Они обе приготовились к ссоре. «Кто виноват? Разве не ты это все начала, наняв воровку? А кто меня вынудил, побежав консультироваться с адвокатом?» И по чьей вине они теперь сидят в заброшенном здании, в семи милях от ближайшего дома, и теперь никто не знает, что они тут, а если бы и знали, то всем наплевать на обеих… Никто за них не помолится, да и они никогда не молились за себя.
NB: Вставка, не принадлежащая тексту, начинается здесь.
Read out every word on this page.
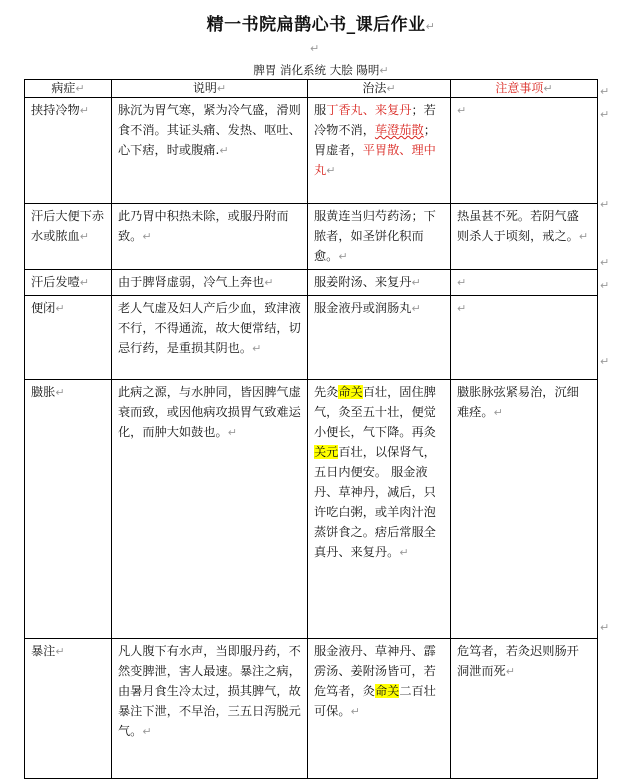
精一书院扁鹊心书_课后作业↵
↵
脾胃 消化系统 大脍 陽明↵
病症↵	说明↵	治法↵	注意事项↵
挟持冷物↵	脉沉为胃气寒，紧为冷气盛，滑则食不消。其证头痛、发热、呕吐、心下痞，时或腹痛.↵	服丁香丸、来复丹；若冷物不消，荜澄茄散；胃虚者，平胃散、理中丸↵	↵
汗后大便下赤水或脓血↵	此乃胃中积热未除，或服丹附而致。↵	服黄连当归芍药汤；下脓者，如圣饼化积而愈。↵	热虽甚不死。若阴气盛则杀人于顷刻，戒之。↵
汗后发噎↵	由于脾肾虚弱，冷气上奔也↵	服姜附汤、来复丹↵	↵
便闭↵	老人气虚及妇人产后少血，致津液不行，不得通流，故大便常结，切忌行药，是重损其阴也。↵	服金液丹或润肠丸↵	↵
臌胀↵	此病之源，与水肿同，皆因脾气虚衰而致，或因他病攻损胃气致难运化，而肿大如鼓也。↵	先灸命关百壮，固住脾气，灸至五十壮，便觉小便长，气下降。再灸关元百壮，以保肾气，五日内便安。 服金液丹、草神丹，减后，只许吃白粥，或羊肉汁泡蒸饼食之。痞后常服全真丹、来复丹。↵	臌胀脉弦紧易治，沉细难痊。↵
暴注↵	凡人腹下有水声，当即服丹药，不然变脾泄，害人最速。暴注之病，由暑月食生冷太过，损其脾气，故暴注下泄，不早治，三五日泻脱元气。↵	服金液丹、草神丹、霹雳汤、姜附汤皆可，若危笃者，灸命关二百壮可保。↵	危笃者，若灸迟则肠开洞泄而死↵
↵
↵
↵
↵
↵
↵
↵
Но они воздерживаются от взаимных упреков – что зря тратить силы, когда одна расшиблась, а другая вспотела, как мышь? Сюда, в эту спальню, где одиночество похоже на комнату умершего ребенка, не доносится ни рокот, ни запах океана. Здесь будущее рушится следом за прошлым. Ландшафт за окном бесцветен. Просто бледная каменная гряда, и никому недостает воображения придумать что-то иное, потому что вот так оно в жизни и случается – о чем, в глубине души, всякий догадывается. Нерожденный мир, где звук, любой звук – царапанье когтя или стук перепончатых лап – как дар свыше. И где человеческий голос – единственное чудо и единственная необходимость. И речь, когда она наконец-то прорезывается, обладает силой преступника, помилованного после двадцати одного года тюрьмы. Внезапная, неприукрашенная, низведенная до голой ясности речь.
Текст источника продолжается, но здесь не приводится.